31. Jimin said.....

4.4K 460 46
                                    

"Jim, aku melakukan itu bersama pak Namjoon kemarin."

"H-hah?"

Seokjin terdiam sembari menatap temannya dengan pandangan gamang dan takut. Dia sudah menduga kalau Jimin pasti akan terkejut. Tapi seharusnya tidak akan seterkejut itu 'kan. Toh, Seokjin sudah mengiriminya pesan kalau dia akan menginap di tempat pak Namjoon. Apa anak itu tidak punya bayangan tentang apa yang akan dilakukan dua pria dewasa, berdua saja, di tengah hujannya malam, tanpa pengawasan siapapun? Apa benar Jimin sepolos itu?

"Aku tidak menyangka kalian akan melakukannya secepat itu, hyung." Jimin mengambil selembar tisu dari dalam kotak dan menyeka mulutnya yang belepotan kuah sup.

Seokjin semakin malu dan menyesal sudah membuka aibnya pada satu-satunya sahabatnya yang ternyata polos sekali. Padahal wajahnya sama sekali tidak mencerminkan kepolosan. Jangan lupakan bagaimana mata sayunya ketika bicara dengan siapapun dan senyum tipis yang seperti sedang menggoda itu. Dia harus lihat bagaimana seksinya wajah itu sampai orang-orang akan berpikiran yang tidak-tidak padanya.

"Apa pak Namjoon yang memulainya?" tanya Jimin berusaha tampak biasa saja kemudian meneguk minumannya.

Seokjin mengangguk dengan kepalanya yang tertunduk, kemudian mengangkat pandangannya untuk melihat reaksi Jimin selanjutnya. Pria itu menatap dua detik ke arah Seokjin dengan mulut yang penuh dengan sup, meninggalkan persepsi aneh karena dia tidak berkata apa-apa setelah menatapnya seperti itu.

"Kalian pakai pengaman?"

"Aku tidak akan hamil. Aku pria."

Jimin mengangguk-angguk setuju. "Tentu. Memang lebih baik tidak pakai karena rasanya sangat berbeda."

Oke, tarik kembali kata-kata yang mengatakan Jimin itu polos.

"Jadi, bagaimana pendapatmu?" tanya Seokjin sedikit lega melihat temannya yang tidak memberikan reaksi berlebihan lagi seperti di awal tadi.
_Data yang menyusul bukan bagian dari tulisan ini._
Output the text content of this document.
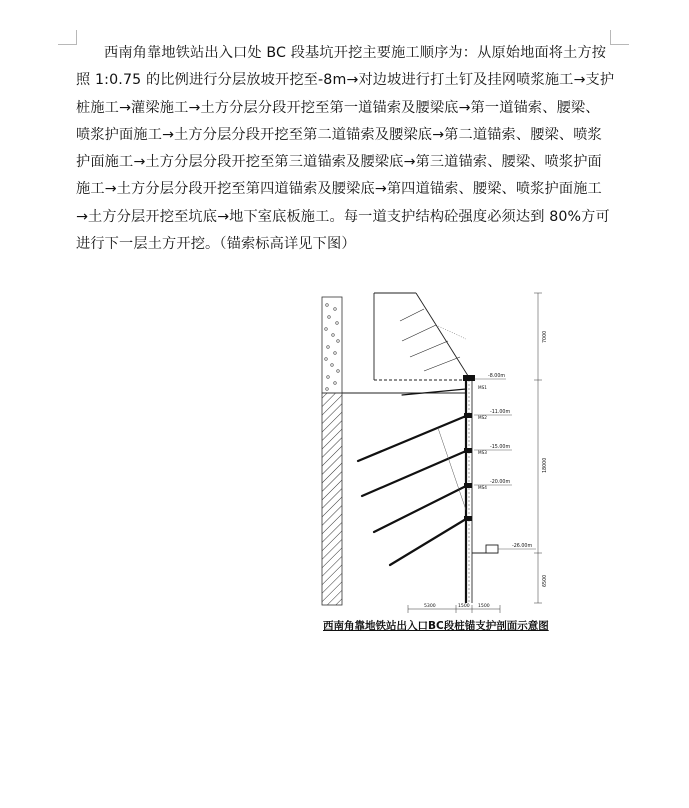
西南角靠地铁站出入口处 BC 段基坑开挖主要施工顺序为：从原始地面将土方按
照 1:0.75 的比例进行分层放坡开挖至-8m→对边坡进行打土钉及挂网喷浆施工→支护
桩施工→灌梁施工→土方分层分段开挖至第一道锚索及腰梁底→第一道锚索、腰梁、
喷浆护面施工→土方分层分段开挖至第二道锚索及腰梁底→第二道锚索、腰梁、喷浆
护面施工→土方分层分段开挖至第三道锚索及腰梁底→第三道锚索、腰梁、喷浆护面
施工→土方分层分段开挖至第四道锚索及腰梁底→第四道锚索、腰梁、喷浆护面施工
→土方分层开挖至坑底→地下室底板施工。每一道支护结构砼强度必须达到 80%方可
进行下一层土方开挖。（锚索标高详见下图）
-8.00m
-11.00m
-15.00m
-20.00m
-26.00m
MS1
MS2
MS3
MS4
7000
18000
6500
5300	1500 1500
西南角靠地铁站出入口BC段桩锚支护剖面示意图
"Yah, aku tidak masalah, sih kalian melakukan itu. Toh, kau tidak akan hamil, hyung." Jimin pun tergelak karena kata-katanya sendiri.

Reaksinya benar-benar membuat Seokjin senang sekaligus lega. Selama di perjalanan pulang, dia cemas bukan main membayangkan reaksi apa yang akan Jimin berikan. Memang sih, Jimin tidak bertanya apa-apa perihal acara menginap di rumah pak Namjoon. Tapi entah kenapa rasanya jika sudah di depan Jimin, maunya bicara apa saja. Sampai membicarakan aib pun rasanya tidak masalah.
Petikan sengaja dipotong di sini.